The grants will fund research on a novel method for stabilizing traumatic bone injuries of the face and skull, and a treatment to enhance long-bone fracture healing.
"The funding climate right now is difficult, particularly for operating grants, so these awards are a nice surprise," said Dr. Cari Whyne, director of the Holland musculoskeletal research program at SRI, and principal investigator and co-principal investigator, respectively, on the two grants.
For the craniofacial study, Whyne and her colleagues will develop a new method for bony reconstruction that may provide a unique combination of mechanical strength, ease and flexibility of application, and cosmetic subtlety. The researchers will then test the biomechanical strength of the implant-bone constructs.
"Craniofacial surgeons face many complex structural problems, and their methods for dealing with them are limited, in part because the bones are often very small, thin and three-dimensionally complicated," said Whyne, who is also an associate professor at the University of Toronto. "They can't use thick plates and screws as they do with long bones, and current surgical procedures often fail to sufficiently stabilize the bone, which is necessary for healing."
The work will be an early-stage investigation of feasibility. "The study is high-risk in the sense that it may not work, but if it does work, it could transform how we treat craniofacial fractures," said Whyne.
Dr. Margarete Akens, a junior scientist in SRI's orthopaedic biomechanics laboratory, will lead the second grant. Akens, Whyne and their Sunnybrook colleagues will test a new way to improve healing in long-bone fractures, which account for 25% of extremity combat wounds and are a common injury in civilians. These fractures can take up to one year to heal, and as many as one in 10 don't mend completely, often resulting in repetitive surgeries and long-term disability.
The researchers will investigate a combined drug-light technique called photodynamic therapy (PDT). This technique has garnered considerable attention recently as a treatment for cancer and other conditions because it is nonsurgical, minimally invasive and localized: a latent "photosensitizing" drug is injected directly into the tumour or wound area or via intravenous, then activated by laser light.

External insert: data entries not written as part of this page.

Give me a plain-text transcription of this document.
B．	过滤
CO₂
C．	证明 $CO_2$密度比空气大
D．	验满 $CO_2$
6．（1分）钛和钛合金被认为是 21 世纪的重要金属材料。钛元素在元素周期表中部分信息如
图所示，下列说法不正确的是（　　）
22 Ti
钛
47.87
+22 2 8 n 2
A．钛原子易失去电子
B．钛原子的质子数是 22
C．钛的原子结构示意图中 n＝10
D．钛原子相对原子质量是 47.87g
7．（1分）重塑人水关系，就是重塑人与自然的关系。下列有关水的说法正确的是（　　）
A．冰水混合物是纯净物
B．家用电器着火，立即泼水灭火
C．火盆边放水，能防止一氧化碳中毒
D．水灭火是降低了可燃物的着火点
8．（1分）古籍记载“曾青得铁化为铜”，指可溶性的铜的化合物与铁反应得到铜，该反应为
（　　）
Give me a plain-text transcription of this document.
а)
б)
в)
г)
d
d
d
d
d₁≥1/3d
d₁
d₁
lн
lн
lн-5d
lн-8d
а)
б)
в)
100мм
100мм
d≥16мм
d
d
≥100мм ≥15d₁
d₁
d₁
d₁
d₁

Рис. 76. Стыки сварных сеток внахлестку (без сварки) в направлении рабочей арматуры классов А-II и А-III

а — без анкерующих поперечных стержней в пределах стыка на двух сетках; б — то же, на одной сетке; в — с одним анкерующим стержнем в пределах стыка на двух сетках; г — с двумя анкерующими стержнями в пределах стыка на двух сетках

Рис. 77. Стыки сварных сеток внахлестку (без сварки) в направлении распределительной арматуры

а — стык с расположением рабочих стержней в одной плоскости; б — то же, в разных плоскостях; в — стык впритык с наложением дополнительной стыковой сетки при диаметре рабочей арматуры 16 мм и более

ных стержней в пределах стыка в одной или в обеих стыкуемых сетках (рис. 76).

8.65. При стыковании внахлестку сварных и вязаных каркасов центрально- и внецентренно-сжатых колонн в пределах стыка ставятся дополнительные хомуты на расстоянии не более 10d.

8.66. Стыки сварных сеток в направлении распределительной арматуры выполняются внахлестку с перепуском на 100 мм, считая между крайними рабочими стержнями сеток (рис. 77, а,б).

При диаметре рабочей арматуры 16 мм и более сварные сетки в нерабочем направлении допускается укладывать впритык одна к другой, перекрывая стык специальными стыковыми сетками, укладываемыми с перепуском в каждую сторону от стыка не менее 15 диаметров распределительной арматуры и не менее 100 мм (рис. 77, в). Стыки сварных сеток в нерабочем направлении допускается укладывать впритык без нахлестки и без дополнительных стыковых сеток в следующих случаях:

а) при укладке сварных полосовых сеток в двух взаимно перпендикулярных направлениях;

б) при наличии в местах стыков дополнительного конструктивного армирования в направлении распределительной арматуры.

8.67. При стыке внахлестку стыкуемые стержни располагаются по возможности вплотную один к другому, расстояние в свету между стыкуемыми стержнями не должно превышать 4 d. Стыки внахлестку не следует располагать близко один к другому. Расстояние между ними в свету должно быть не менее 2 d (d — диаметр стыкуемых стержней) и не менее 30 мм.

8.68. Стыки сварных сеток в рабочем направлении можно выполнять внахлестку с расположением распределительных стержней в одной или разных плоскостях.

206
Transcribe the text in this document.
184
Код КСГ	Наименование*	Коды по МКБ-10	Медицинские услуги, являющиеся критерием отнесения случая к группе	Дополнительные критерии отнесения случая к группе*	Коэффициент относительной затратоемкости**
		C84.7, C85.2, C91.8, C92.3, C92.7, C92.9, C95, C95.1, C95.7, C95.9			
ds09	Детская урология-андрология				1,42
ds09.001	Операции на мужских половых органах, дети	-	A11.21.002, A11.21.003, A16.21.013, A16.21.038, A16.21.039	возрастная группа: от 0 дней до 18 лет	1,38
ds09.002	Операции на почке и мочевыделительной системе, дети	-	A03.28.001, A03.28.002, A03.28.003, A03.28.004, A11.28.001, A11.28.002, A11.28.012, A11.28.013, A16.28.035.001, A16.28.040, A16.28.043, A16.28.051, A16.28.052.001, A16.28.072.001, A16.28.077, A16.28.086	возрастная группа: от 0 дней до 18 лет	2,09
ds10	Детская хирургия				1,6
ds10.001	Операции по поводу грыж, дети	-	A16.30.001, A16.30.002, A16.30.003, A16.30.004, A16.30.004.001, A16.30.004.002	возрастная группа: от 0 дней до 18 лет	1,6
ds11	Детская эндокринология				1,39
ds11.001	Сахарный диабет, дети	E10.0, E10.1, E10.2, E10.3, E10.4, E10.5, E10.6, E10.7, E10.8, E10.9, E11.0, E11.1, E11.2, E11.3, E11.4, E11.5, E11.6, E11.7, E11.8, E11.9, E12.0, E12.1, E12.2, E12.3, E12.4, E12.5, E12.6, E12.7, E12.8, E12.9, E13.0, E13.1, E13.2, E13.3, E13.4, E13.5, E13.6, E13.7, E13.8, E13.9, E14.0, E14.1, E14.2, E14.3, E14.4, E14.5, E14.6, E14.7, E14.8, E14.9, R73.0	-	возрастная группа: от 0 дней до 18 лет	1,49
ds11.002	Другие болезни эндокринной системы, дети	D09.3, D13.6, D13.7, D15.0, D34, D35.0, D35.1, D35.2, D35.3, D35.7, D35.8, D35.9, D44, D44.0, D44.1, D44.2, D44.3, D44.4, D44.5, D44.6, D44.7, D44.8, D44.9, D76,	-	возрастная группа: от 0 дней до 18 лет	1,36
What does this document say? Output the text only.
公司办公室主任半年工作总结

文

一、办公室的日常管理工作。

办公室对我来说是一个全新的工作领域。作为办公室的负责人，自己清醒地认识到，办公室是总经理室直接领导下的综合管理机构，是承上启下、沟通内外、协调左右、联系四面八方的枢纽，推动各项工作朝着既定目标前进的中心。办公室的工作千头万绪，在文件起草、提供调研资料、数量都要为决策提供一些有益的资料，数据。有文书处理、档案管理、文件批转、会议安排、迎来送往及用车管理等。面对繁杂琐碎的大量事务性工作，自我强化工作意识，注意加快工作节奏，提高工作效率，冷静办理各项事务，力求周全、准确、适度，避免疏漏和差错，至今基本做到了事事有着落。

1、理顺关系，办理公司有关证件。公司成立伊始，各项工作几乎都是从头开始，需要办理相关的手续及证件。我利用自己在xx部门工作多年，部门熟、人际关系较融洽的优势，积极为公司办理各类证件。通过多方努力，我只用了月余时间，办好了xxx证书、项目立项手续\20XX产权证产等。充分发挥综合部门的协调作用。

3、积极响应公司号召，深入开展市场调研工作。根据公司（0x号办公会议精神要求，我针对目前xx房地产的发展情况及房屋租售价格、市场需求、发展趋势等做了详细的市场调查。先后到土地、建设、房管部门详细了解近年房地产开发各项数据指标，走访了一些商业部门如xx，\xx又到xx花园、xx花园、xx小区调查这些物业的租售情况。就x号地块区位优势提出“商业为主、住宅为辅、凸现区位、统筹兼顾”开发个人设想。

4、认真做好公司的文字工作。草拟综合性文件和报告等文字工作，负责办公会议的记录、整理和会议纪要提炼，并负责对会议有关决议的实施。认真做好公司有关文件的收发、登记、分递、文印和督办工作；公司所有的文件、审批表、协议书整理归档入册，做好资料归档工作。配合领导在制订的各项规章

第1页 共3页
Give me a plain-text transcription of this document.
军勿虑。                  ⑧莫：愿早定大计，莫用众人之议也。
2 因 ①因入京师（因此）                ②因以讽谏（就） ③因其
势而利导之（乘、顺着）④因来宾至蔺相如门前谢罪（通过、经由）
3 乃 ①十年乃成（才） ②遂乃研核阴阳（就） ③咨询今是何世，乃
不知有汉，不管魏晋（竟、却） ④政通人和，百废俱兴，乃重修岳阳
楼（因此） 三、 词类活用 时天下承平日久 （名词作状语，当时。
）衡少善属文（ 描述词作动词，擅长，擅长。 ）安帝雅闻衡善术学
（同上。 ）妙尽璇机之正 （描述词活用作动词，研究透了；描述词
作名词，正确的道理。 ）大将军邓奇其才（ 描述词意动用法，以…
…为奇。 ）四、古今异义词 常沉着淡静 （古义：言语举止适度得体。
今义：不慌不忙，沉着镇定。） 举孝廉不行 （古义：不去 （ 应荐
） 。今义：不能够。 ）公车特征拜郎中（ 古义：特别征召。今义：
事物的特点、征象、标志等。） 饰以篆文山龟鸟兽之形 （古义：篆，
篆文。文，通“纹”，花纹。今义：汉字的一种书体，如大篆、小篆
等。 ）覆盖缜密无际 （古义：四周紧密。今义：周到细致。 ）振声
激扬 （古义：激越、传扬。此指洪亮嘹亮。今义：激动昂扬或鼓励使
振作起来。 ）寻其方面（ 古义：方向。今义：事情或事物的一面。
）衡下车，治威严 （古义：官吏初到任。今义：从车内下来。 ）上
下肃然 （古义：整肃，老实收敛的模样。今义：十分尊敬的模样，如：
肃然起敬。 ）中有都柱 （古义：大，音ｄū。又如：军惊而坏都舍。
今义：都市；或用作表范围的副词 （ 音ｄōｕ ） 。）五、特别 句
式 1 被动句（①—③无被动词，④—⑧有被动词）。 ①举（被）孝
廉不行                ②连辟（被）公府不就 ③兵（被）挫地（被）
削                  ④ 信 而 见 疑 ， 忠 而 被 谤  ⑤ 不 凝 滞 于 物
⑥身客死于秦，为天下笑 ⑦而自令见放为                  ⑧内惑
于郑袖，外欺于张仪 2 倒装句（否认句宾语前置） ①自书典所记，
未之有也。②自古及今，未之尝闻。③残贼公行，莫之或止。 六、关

Scientists are beginning to overcome a long-standing obstacle to implementing the therapy—limited penetration of tissue by laser light—with new LED technology and needle-delivery methods, sparking a surge of interest in the technique.
"In doing work on spinal metastases, one of our unexpected findings was that PDT not only kills tumours, but it [also] structurally augments bone," said Whyne. "And it's been shown to have a positive effect on infection, which can be a problem in long-bone fracture healing. So it's potentially a great way to help patients with long-bone fractures that aren't healing."
Having recently returned from a Canadian Institutes of Health Research grants panel, where finite funds will likely not cover the large number of good proposals, Whyne was especially grateful for the awards from south of the border. "It's a great opportunity if your research aligns with the army's priority areas, and musculoskeletal trauma is important to the military," said Whyne. "That said, they fund research on many different diseases and injury states—and they're open to anyone, anywhere in the world."
Infrastructure support for Whyne's research was provided by the Canada Foundation for Innovation and Ministry of Research and Innovation.